Ian de Boer, MD, professor of medicine and endowed chair in renal research at the University of Washington in Seattle, commented on the study as a session discussant, noting the relatively low renal risk in the study population and adding that “chronic kidney disease is a disease that naturally progresses over years to decades, and (the study) has a relatively short follow-up of the long-term effects in this population.”

Nevertheless, an important contribution of the FINEARTS-HF study is that “we now know that despite no major renal benefits in this population, there are heart failure benefits, and this will lead to an increased use of finerenone in this population.

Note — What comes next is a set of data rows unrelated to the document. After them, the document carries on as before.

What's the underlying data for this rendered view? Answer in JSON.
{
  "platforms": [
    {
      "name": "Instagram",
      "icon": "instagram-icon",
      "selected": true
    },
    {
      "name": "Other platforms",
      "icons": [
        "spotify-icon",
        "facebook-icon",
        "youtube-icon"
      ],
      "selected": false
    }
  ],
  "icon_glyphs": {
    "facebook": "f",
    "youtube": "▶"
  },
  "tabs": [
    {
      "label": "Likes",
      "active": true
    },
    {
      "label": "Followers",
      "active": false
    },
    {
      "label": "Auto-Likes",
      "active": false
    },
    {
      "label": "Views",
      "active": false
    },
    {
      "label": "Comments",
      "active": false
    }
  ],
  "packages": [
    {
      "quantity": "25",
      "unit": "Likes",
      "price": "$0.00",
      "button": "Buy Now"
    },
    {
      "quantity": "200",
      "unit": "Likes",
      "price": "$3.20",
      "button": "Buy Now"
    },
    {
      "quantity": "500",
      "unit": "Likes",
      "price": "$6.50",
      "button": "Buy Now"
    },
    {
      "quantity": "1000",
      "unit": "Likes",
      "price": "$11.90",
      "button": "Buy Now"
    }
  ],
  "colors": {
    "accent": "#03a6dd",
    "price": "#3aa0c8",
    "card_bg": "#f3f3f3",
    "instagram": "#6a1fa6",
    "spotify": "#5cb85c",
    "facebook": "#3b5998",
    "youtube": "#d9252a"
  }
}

“There is already debate in the cardiology field about whether to use a nonsteroidal or steroidal mineralocorticoid receptor antagonist in this population, (but) I think most people agree that having a new tool to treat moderately reduced and preserved ejection fraction.” he said.

McCausland reported relationships with GlaxoSmithKline, Zydus Therapeutics, and research funding from Novartis and Lexicon. De Boer’s disclosures include relationships with Alnylam, AstraZeneca, Boehringer Ingelheim, Dexcom, Lexicon, Lilly, Miter and Novo Nordisk.